I could only give what I had been given, and only to the level of my ability. I’d committed to this service and had to surrender to that commitment. I had to feel my discomfort and fear and take the next right step. So I packed, prepared, and found my passport.

Toward the end of the retreat, I found myself deciding it was time to worry about my drive home. Odd, I was choosing to worry. What was that about? Another way to keep myself distracted? Under the illusion of control? Out of God’s hands?

I realized that I had confused God with myself for most of my adult life. I didn’t trust God, a God that was once the Big Foot in the sky, ready to stomp whenever I made a mistake. In fact, what was really stomping on me were my expectations and perfectionism—my self, or my ego. Self was trying to keep me fitting in with my environment, which was quite controlled and a tad crazy.
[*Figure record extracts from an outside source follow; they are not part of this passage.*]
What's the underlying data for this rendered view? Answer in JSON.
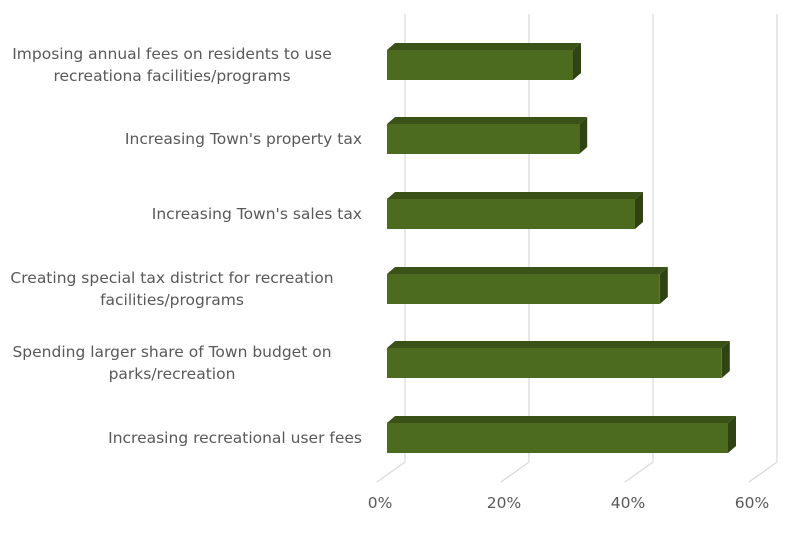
{
  "chart_data": {
    "type": "bar",
    "orientation": "horizontal",
    "style": "3d-clustered-bar",
    "title": "",
    "xlabel": "",
    "ylabel": "",
    "categories": [
      "Imposing annual fees on residents to use recreationa facilities/programs",
      "Increasing Town's property tax",
      "Increasing Town's sales tax",
      "Creating special tax district for recreation facilities/programs",
      "Spending larger share of Town budget on parks/recreation",
      "Increasing recreational user fees"
    ],
    "values": [
      30,
      31,
      40,
      44,
      54,
      55
    ],
    "value_unit": "%",
    "xlim": [
      0,
      60
    ],
    "x_ticks": [
      "0%",
      "20%",
      "40%",
      "60%"
    ],
    "grid": true,
    "legend": null,
    "bar_color": "#4d6b1f"
  },
  "labels": [
    {
      "lines": [
        "Imposing annual fees on residents to use",
        "recreationa facilities/programs"
      ]
    },
    {
      "lines": [
        "Increasing Town's property tax"
      ]
    },
    {
      "lines": [
        "Increasing Town's sales tax"
      ]
    },
    {
      "lines": [
        "Creating special tax district for recreation",
        "facilities/programs"
      ]
    },
    {
      "lines": [
        "Spending larger share of Town budget on",
        "parks/recreation"
      ]
    },
    {
      "lines": [
        "Increasing recreational user fees"
      ]
    }
  ]
}
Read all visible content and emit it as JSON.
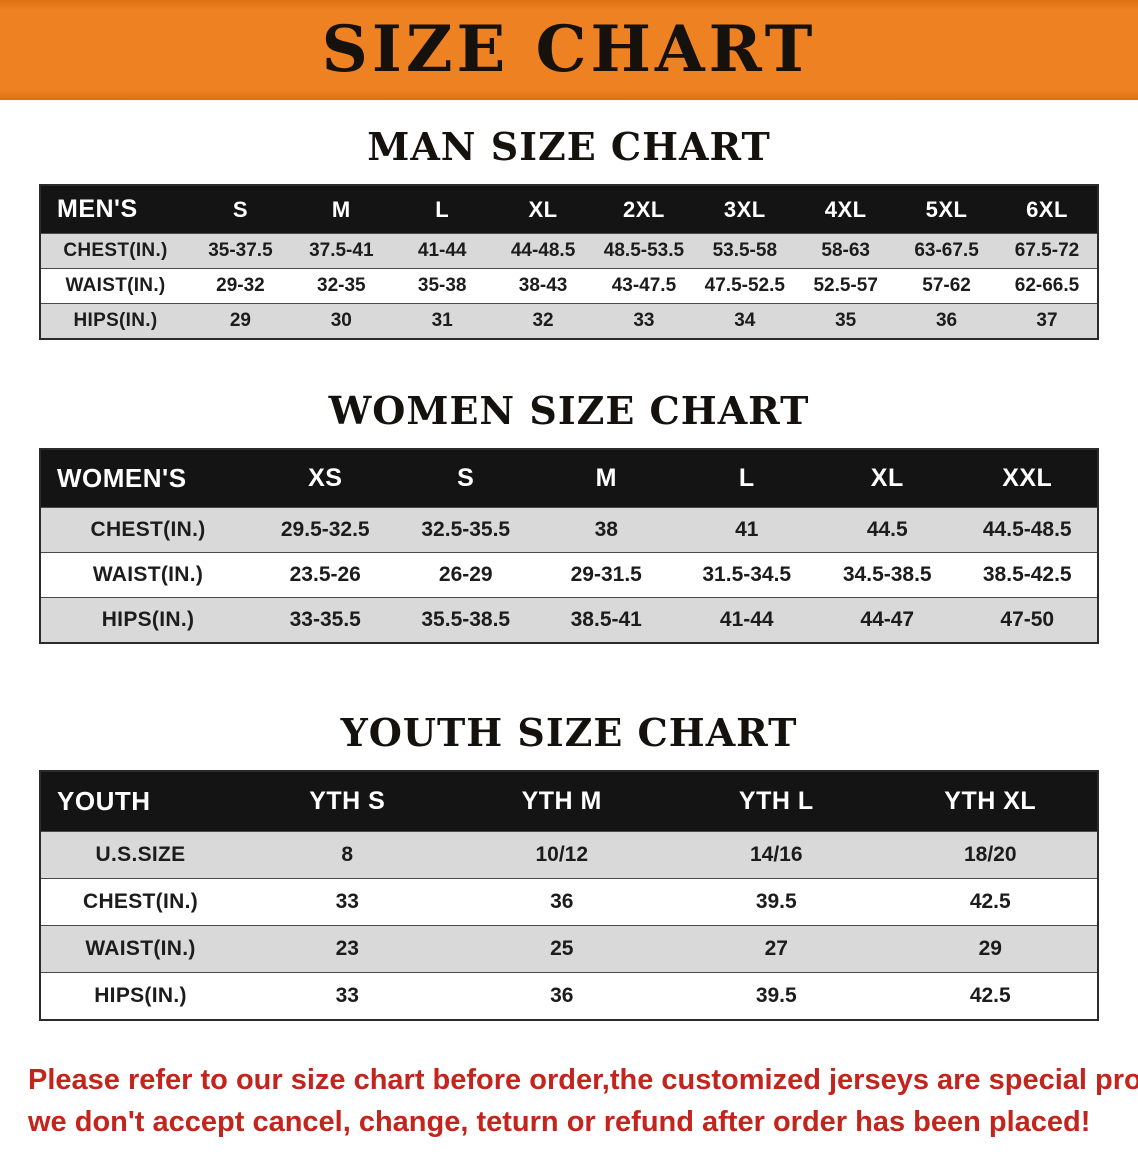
{
  "banner": {
    "title": "SIZE CHART",
    "bg_color": "#ee8122",
    "text_color": "#15110d"
  },
  "colors": {
    "table_header_bg": "#141414",
    "row_alt_gray": "#d9d9d9",
    "footer_red": "#c3241c"
  },
  "sections": [
    {
      "id": "men",
      "heading": "MAN SIZE CHART",
      "table": {
        "header": [
          "MEN'S",
          "S",
          "M",
          "L",
          "XL",
          "2XL",
          "3XL",
          "4XL",
          "5XL",
          "6XL"
        ],
        "rows": [
          {
            "label": "CHEST(IN.)",
            "values": [
              "35-37.5",
              "37.5-41",
              "41-44",
              "44-48.5",
              "48.5-53.5",
              "53.5-58",
              "58-63",
              "63-67.5",
              "67.5-72"
            ]
          },
          {
            "label": "WAIST(IN.)",
            "values": [
              "29-32",
              "32-35",
              "35-38",
              "38-43",
              "43-47.5",
              "47.5-52.5",
              "52.5-57",
              "57-62",
              "62-66.5"
            ]
          },
          {
            "label": "HIPS(IN.)",
            "values": [
              "29",
              "30",
              "31",
              "32",
              "33",
              "34",
              "35",
              "36",
              "37"
            ]
          }
        ]
      }
    },
    {
      "id": "women",
      "heading": "WOMEN SIZE CHART",
      "table": {
        "header": [
          "WOMEN'S",
          "XS",
          "S",
          "M",
          "L",
          "XL",
          "XXL"
        ],
        "rows": [
          {
            "label": "CHEST(IN.)",
            "values": [
              "29.5-32.5",
              "32.5-35.5",
              "38",
              "41",
              "44.5",
              "44.5-48.5"
            ]
          },
          {
            "label": "WAIST(IN.)",
            "values": [
              "23.5-26",
              "26-29",
              "29-31.5",
              "31.5-34.5",
              "34.5-38.5",
              "38.5-42.5"
            ]
          },
          {
            "label": "HIPS(IN.)",
            "values": [
              "33-35.5",
              "35.5-38.5",
              "38.5-41",
              "41-44",
              "44-47",
              "47-50"
            ]
          }
        ]
      }
    },
    {
      "id": "youth",
      "heading": "YOUTH SIZE CHART",
      "table": {
        "header": [
          "YOUTH",
          "YTH S",
          "YTH M",
          "YTH L",
          "YTH XL"
        ],
        "rows": [
          {
            "label": "U.S.SIZE",
            "values": [
              "8",
              "10/12",
              "14/16",
              "18/20"
            ]
          },
          {
            "label": "CHEST(IN.)",
            "values": [
              "33",
              "36",
              "39.5",
              "42.5"
            ]
          },
          {
            "label": "WAIST(IN.)",
            "values": [
              "23",
              "25",
              "27",
              "29"
            ]
          },
          {
            "label": "HIPS(IN.)",
            "values": [
              "33",
              "36",
              "39.5",
              "42.5"
            ]
          }
        ]
      }
    }
  ],
  "footer": {
    "line1": "Please refer to our size chart before order,the customized jerseys are special products,",
    "line2": "we don't accept cancel, change, teturn or refund after order has been placed!"
  }
}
I was master of my environment (as much as we can be, which isn’t a lot) for a long time. Like compulsive overeating, which was a tool for coping, my ego self became too rusted to be effective. In fact, it was broken. The safety of my self had become, like my compulsive eating, a painful way of life, a self-imposed exile from the spirit and a last-ditch effort at complete control.

If my self was not God, then what was God? How could I get out of my own way and leave space for God? And then leave more space? I used to think this was too religious, but the Big Book was right again: The solution is spiritual, and we all get to define God for ourselves.

After the retreat, I dreaded going back to work. But when I arrived I discovered that I’d been assigned pleasant duties for four hours per day. And on my drive in, a truck’s bumper had my nickname scrawled on it in chalk. God was there, letting me know that she, he, or it was present.

I left to lead a retreat and returned with gut-deep insights and answers, peace and clarity, and a bunch of new friends. I am sure there is more for me—that still small voice once told me so.